Mon mari et moi avons commencé à être déçus par la réalité du rêve canadien. Nous avions tous les deux travaillé sur des projets à grande échelle dans de nombreuses régions comme les États du Golfe, l’Afrique et l’Inde. Et nous étions ici en tant que nouveaux arrivants au pays expliquant aux entreprises pourquoi nous n’avions pas cette « expérience canadienne » apparemment spéciale.
Nous avons pesé nos options. Rester signifiait dépenser une énorme somme d’argent pour poursuivre ses études dans l’espoir de décrocher éventuellement un emploi d’architecte canadien, tout en suspendant simultanément nos plans d’épargne pour la retraite ou d’achat d’une maison. Nos années d’études et d’expériences professionnelles à l’étranger n’auraient servi à rien. Plutôt que de choisir cette vie médiocre dans un pays qui a érigé des blocages systémiques pour empêcher les immigrants de réussir dans leur profession, nous avons décidé de partir. Je me respecte trop pour rester.
Je ne comprends pas comment le gouvernement canadien dit qu’il compte accueillir 500 000 immigrés un an pour faire face à la pénurie de main-d’œuvre du pays, mais ne semble ensuite rien faire pour empêcher les professionnels qualifiés d’être traités avec mépris. Jusqu’à ce que cet écart entre la politique d’immigration et les échappatoires à l’embauche soit comblé, nous continuerons d’entendre des histoires de médecins formés à l’étranger qui deviennent des chauffeurs Uber et des enseignants qui ne peuvent trouver que des emplois de concierges.

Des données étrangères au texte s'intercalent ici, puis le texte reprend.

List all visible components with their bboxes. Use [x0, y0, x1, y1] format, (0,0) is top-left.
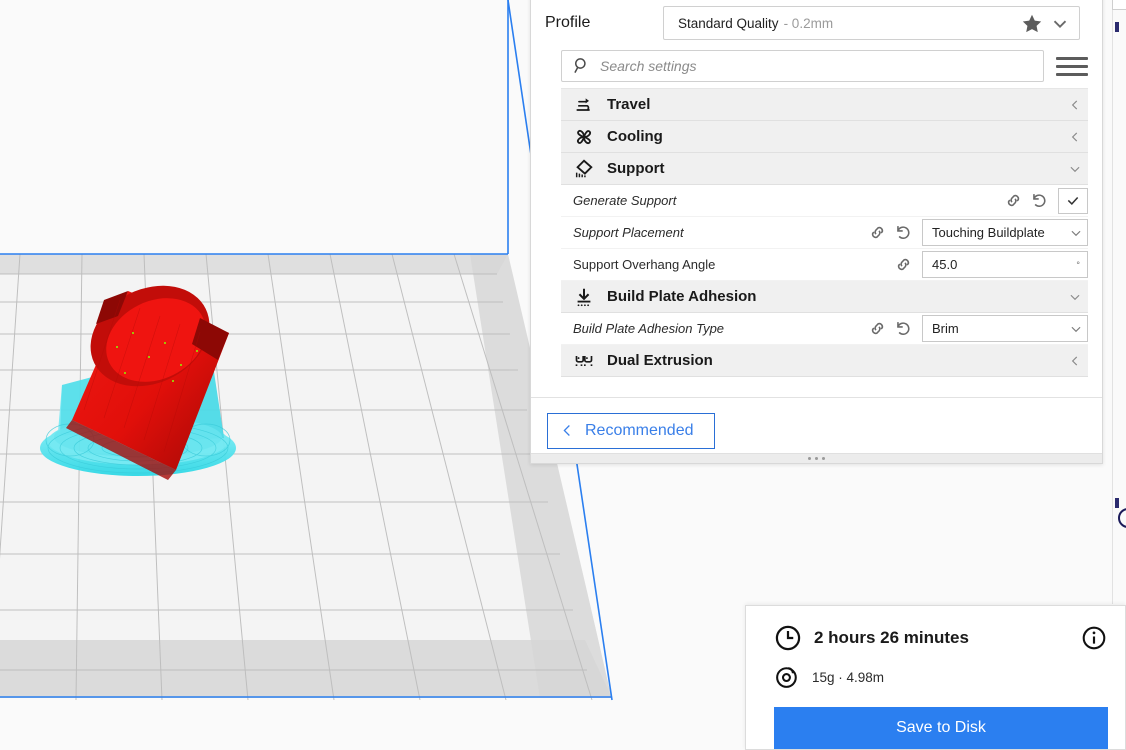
- chevron-down-icon[interactable]: [1062, 284, 1088, 310]
- setting-support-overhang-angle[interactable]: Support Overhang Angle 45.0 °: [561, 249, 1088, 281]
- setting-controls: [868, 255, 913, 274]
- category-support[interactable]: Support: [561, 153, 1088, 185]
- setting-generate-support[interactable]: Generate Support: [561, 185, 1088, 217]
- material-usage-value: 15g · 4.98m: [812, 669, 885, 685]
- edge-marker-mid: [1115, 498, 1119, 508]
- panel-resize-grip[interactable]: [531, 453, 1102, 463]
- profile-label: Profile: [545, 14, 591, 31]
- revert-icon[interactable]: [1030, 191, 1049, 210]
- chevron-down-icon: [1071, 230, 1081, 236]
- link-icon[interactable]: [1004, 191, 1023, 210]
- cooling-fan-icon: [567, 124, 601, 150]
- chevron-left-icon: [563, 425, 570, 436]
- hamburger-menu-icon[interactable]: [1056, 50, 1088, 82]
- search-row: [531, 44, 1102, 88]
- category-dual-extrusion[interactable]: Dual Extrusion: [561, 345, 1088, 377]
- dropdown-value: Touching Buildplate: [932, 225, 1045, 240]
- support-placement-dropdown[interactable]: Touching Buildplate: [922, 219, 1088, 246]
- edge-card-sliver: [1112, 0, 1126, 10]
- generate-support-checkbox[interactable]: [1058, 187, 1088, 214]
- profile-sublabel: - 0.2mm: [783, 15, 834, 31]
- clock-icon: [775, 625, 801, 651]
- print-information-card: 2 hours 26 minutes 15g · 4.98m Save to D…: [745, 605, 1126, 750]
- input-value: 45.0: [932, 257, 958, 272]
- category-label: Travel: [607, 96, 651, 113]
- revert-icon[interactable]: [894, 319, 913, 338]
- link-icon[interactable]: [868, 319, 887, 338]
- custom-settings-panel: Profile Standard Quality - 0.2mm Search …: [530, 0, 1103, 464]
- setting-controls: [868, 319, 913, 338]
- save-to-disk-button[interactable]: Save to Disk: [774, 707, 1108, 749]
- settings-list[interactable]: Travel Cooling Support Generate Support …: [561, 88, 1088, 397]
- build-plate-adhesion-icon: [567, 284, 601, 310]
- category-travel[interactable]: Travel: [561, 89, 1088, 121]
- chevron-down-icon[interactable]: [1043, 12, 1071, 34]
- profile-name: Standard Quality: [678, 15, 779, 31]
- print-time-value: 2 hours 26 minutes: [814, 628, 969, 647]
- info-icon[interactable]: [1081, 625, 1107, 651]
- dropdown-value: Brim: [932, 321, 959, 336]
- support-icon: [567, 156, 601, 182]
- chevron-left-icon[interactable]: [1062, 124, 1088, 150]
- setting-support-placement[interactable]: Support Placement Touching Buildplate: [561, 217, 1088, 249]
- category-build-plate-adhesion[interactable]: Build Plate Adhesion: [561, 281, 1088, 313]
- revert-icon[interactable]: [894, 223, 913, 242]
- travel-icon: [567, 92, 601, 118]
- chevron-down-icon: [1071, 326, 1081, 332]
- unit-label: °: [1076, 259, 1080, 270]
- category-label: Support: [607, 160, 665, 177]
- setting-label: Support Placement: [573, 225, 684, 240]
- recommended-mode-button[interactable]: Recommended: [547, 412, 715, 449]
- category-label: Dual Extrusion: [607, 352, 713, 369]
- build-plate: [0, 253, 612, 700]
- material-usage-row: 15g · 4.98m: [746, 664, 1125, 690]
- build-plate-adhesion-type-dropdown[interactable]: Brim: [922, 315, 1088, 342]
- setting-controls: [868, 223, 913, 242]
- chevron-down-icon[interactable]: [1062, 156, 1088, 182]
- setting-label: Generate Support: [573, 193, 677, 208]
- category-label: Build Plate Adhesion: [607, 288, 757, 305]
- category-cooling[interactable]: Cooling: [561, 121, 1088, 153]
- setting-controls: [1004, 191, 1049, 210]
- support-overhang-angle-input[interactable]: 45.0 °: [922, 251, 1088, 278]
- profile-row: Profile Standard Quality - 0.2mm: [531, 2, 1102, 44]
- link-icon[interactable]: [894, 255, 913, 274]
- revert-icon-placeholder: [868, 255, 887, 274]
- chevron-left-icon[interactable]: [1062, 348, 1088, 374]
- category-label: Cooling: [607, 128, 663, 145]
- search-icon: [574, 58, 586, 74]
- cura-main-window: Profile Standard Quality - 0.2mm Search …: [0, 0, 1126, 750]
- setting-build-plate-adhesion-type[interactable]: Build Plate Adhesion Type Brim: [561, 313, 1088, 345]
- recommended-label: Recommended: [585, 421, 694, 439]
- chevron-left-icon[interactable]: [1062, 92, 1088, 118]
- star-icon[interactable]: [1021, 12, 1043, 34]
- link-icon[interactable]: [868, 223, 887, 242]
- search-box[interactable]: [561, 50, 1044, 82]
- setting-label: Support Overhang Angle: [573, 257, 716, 272]
- print-time-row: 2 hours 26 minutes: [746, 624, 1125, 652]
- dual-extrusion-icon: [567, 348, 601, 374]
- filament-spool-icon: [776, 667, 797, 688]
- profile-selector[interactable]: Standard Quality - 0.2mm: [663, 6, 1080, 40]
- search-input[interactable]: [600, 58, 1033, 74]
- setting-label: Build Plate Adhesion Type: [573, 321, 725, 336]
- edge-marker-top: [1115, 22, 1119, 32]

Je comprends aussi tout à fait pourquoi tant d’immigrants dans notre position choisissent de rester – pour valider le rêve qu’on leur a annoncé toute leur vie. Beaucoup d’entre eux sont même de ma ville natale. Jeter l’éponge n’était pas quelque chose que je me voyais faire jusqu’à ce que je voie mes relevés bancaires.

Nous vivons actuellement à Dubaï, occupant des emplois décents où nous pouvons fièrement nous appeler architectes et maintenir un niveau de vie que nous avons gagné et dont nos parents peuvent être fiers. Nous n’avons pas l’intention d’y retourner.